15 Temmuzu objektif olarak tahlil edersek, gaflette olan yazarları, fikir adamlarını, siyasileri, dini konularda incelemelerini yapmayan diyanet mensuplarını görürüz. (......) Moda olanın peşinden gitme hastalığından kurtulmamız gerek...”

Hocamızdan Allah razı olsun, yükümü hafifletti. Rotamız aynı, dâvamız bir, birkaç kelimemizin lafzı farklı ise, ruhundaki mánâ farklı olacak değil...

* * *

Euagoras'ın oglu Lindoslu Kleobulos der ki, “Şarap içerken köleni dövme, yoksa seni sarhoş sanarlar..”

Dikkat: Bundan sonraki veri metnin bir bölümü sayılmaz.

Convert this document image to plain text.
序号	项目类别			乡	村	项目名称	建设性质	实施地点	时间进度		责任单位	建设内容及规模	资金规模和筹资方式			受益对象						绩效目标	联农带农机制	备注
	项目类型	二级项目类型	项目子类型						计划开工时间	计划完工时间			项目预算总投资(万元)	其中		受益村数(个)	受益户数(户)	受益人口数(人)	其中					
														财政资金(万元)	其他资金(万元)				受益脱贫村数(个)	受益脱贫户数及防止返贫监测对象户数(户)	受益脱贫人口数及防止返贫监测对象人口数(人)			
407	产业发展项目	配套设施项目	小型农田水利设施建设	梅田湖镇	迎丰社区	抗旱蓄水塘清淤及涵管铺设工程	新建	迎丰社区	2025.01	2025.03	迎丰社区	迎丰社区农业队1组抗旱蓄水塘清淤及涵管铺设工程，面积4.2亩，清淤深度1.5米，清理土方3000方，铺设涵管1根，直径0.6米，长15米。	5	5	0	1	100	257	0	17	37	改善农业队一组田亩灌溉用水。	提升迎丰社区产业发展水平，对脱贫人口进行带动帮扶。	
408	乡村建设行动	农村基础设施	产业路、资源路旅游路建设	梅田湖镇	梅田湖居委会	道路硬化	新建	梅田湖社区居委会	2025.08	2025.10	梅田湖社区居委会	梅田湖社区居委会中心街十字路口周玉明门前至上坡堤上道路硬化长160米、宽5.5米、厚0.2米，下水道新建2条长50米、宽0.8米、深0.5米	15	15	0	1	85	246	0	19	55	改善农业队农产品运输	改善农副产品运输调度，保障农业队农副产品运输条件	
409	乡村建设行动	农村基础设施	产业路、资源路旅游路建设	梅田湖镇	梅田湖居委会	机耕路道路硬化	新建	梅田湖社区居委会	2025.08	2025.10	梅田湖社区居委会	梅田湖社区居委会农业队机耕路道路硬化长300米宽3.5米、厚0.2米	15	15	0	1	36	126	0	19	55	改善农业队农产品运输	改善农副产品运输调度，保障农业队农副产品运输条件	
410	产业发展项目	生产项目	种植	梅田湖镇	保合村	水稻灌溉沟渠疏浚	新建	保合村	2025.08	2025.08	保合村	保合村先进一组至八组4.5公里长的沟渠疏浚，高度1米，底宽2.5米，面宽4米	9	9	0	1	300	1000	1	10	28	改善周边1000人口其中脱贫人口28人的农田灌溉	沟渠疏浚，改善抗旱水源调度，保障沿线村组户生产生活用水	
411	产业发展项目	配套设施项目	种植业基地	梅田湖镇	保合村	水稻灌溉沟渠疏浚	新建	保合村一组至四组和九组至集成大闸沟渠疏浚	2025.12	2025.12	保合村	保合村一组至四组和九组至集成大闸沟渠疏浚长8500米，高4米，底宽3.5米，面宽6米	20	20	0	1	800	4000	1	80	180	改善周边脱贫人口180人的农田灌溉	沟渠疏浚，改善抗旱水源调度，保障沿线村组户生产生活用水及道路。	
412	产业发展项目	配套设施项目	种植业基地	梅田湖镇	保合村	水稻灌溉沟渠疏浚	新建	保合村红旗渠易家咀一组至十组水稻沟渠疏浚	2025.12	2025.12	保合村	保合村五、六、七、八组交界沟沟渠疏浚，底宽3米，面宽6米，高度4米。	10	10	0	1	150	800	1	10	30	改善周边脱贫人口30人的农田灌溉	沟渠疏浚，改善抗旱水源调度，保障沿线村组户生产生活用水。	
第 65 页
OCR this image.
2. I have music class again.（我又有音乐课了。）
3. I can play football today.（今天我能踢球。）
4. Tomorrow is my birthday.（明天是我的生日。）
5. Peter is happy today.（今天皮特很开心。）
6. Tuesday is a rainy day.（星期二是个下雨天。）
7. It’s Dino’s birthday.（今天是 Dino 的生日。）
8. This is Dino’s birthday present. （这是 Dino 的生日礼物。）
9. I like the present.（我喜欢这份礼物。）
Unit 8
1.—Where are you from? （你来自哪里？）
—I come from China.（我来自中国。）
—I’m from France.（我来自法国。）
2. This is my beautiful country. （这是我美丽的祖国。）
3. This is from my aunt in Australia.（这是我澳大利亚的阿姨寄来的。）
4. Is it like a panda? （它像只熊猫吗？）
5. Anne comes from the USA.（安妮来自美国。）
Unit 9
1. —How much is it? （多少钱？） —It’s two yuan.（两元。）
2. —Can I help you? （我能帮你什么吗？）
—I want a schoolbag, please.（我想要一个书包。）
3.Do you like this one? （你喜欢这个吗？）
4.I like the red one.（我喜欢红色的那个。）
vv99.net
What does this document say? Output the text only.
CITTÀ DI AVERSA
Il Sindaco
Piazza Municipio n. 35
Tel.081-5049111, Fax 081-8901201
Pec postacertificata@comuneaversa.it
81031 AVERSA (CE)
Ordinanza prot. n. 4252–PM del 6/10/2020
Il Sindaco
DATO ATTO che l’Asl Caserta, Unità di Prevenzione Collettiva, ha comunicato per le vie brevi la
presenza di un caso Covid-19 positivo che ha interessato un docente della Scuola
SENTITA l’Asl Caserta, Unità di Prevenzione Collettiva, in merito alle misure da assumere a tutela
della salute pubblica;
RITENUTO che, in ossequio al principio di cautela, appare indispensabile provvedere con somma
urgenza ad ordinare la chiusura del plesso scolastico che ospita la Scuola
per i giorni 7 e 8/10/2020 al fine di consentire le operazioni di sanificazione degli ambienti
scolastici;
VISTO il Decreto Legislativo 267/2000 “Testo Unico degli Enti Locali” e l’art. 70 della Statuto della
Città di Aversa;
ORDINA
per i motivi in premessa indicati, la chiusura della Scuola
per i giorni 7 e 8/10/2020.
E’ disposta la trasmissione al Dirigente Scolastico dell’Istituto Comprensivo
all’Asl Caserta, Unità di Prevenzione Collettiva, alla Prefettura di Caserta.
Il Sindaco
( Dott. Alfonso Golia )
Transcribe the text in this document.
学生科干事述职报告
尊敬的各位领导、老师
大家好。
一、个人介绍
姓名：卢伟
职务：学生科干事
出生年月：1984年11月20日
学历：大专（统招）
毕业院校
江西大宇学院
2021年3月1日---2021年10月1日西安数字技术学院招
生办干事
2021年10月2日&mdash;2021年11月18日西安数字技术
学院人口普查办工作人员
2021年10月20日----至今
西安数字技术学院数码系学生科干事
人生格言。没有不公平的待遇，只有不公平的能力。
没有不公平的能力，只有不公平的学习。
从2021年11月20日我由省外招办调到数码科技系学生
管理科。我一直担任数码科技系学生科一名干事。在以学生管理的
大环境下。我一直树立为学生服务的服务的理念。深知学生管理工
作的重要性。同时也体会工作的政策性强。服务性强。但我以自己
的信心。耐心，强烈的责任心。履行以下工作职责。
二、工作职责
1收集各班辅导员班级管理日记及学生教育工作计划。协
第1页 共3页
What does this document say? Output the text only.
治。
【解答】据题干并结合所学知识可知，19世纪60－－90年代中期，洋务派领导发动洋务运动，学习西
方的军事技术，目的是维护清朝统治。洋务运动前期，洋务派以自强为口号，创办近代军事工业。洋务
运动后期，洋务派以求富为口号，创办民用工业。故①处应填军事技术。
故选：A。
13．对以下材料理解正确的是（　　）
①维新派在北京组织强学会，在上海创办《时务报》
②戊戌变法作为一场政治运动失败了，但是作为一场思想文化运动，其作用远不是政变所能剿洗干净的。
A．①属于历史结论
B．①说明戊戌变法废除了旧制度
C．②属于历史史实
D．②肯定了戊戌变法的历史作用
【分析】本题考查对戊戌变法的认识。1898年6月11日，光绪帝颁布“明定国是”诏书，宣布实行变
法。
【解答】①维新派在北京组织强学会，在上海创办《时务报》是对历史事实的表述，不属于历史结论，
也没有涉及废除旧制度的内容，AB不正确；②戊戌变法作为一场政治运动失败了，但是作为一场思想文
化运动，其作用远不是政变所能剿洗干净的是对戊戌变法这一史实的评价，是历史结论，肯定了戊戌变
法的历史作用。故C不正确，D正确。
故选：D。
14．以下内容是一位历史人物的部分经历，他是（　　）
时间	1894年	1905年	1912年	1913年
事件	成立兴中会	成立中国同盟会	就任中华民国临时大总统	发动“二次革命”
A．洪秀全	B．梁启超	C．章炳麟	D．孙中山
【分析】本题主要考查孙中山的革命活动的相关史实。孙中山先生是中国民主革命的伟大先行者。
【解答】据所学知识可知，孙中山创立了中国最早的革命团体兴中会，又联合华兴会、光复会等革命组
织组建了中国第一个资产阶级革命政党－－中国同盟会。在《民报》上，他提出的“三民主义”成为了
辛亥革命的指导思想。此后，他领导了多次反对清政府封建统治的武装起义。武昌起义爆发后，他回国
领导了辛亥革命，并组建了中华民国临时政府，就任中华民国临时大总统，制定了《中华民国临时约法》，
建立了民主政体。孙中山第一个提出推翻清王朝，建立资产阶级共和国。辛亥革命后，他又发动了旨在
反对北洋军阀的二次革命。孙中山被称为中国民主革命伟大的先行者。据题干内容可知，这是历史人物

Bendeniz de (mánâ muhteviyatı farklı ama) şöyle dedim: “Sarhoşken, kafan yerinde değilken yazma... Yoksa seni budala olarak ünlerler..”

Pekâlâ kime bu lafımız? Peşinen söyleyim, yalnızca Habertürk’ten Elif Şafak’a değil... Hattâ ondan ziyade E.Ş’ğa saldıranlara öncelikle...

Bu malûm E.Ş’ğe, biri; kapatılan Radikal’in eski Genel Yayın Yönetmeni Eyüp Can'ın eşi olduğundan “FETÖ’nün biseksüel gelini” diye sövüyor, öteki “Sen bu zekâyla Nobel alamazsın” falan diye çemkiriyor...

YeniAkit yazarı bayan ise, “Elif Şafak, edebiyatın Serdar Ortaç’ıdır.’ Bu yönüyle bir tür Popcorn edebiyat veya fast food edebiyat akımının öncüsü sayılabilir. (......) Edebiyatın yüz karası, ‘intihal’ ayıbını zimmetine geçirip bir de pişkin pişkin piyasaya süren E.Ş’tır” demiş.

Maalesef edebiyattan kendisi de sınıfta kalmış.. Zira bir eylem oan İntihal fikir hırsızlığıdır, o yüzden intihal değil çalınan zimmete geçer. REB

“Ah bu yandaş medya” demeyin. Yandaşlığın bile raconu var. Sosyal medya gençlerinin pek beğendiği bir laf var bunlara uygun: “Bunu ne düşündün de yazdın?” CUMANIZ MÜBAREK OLSUN.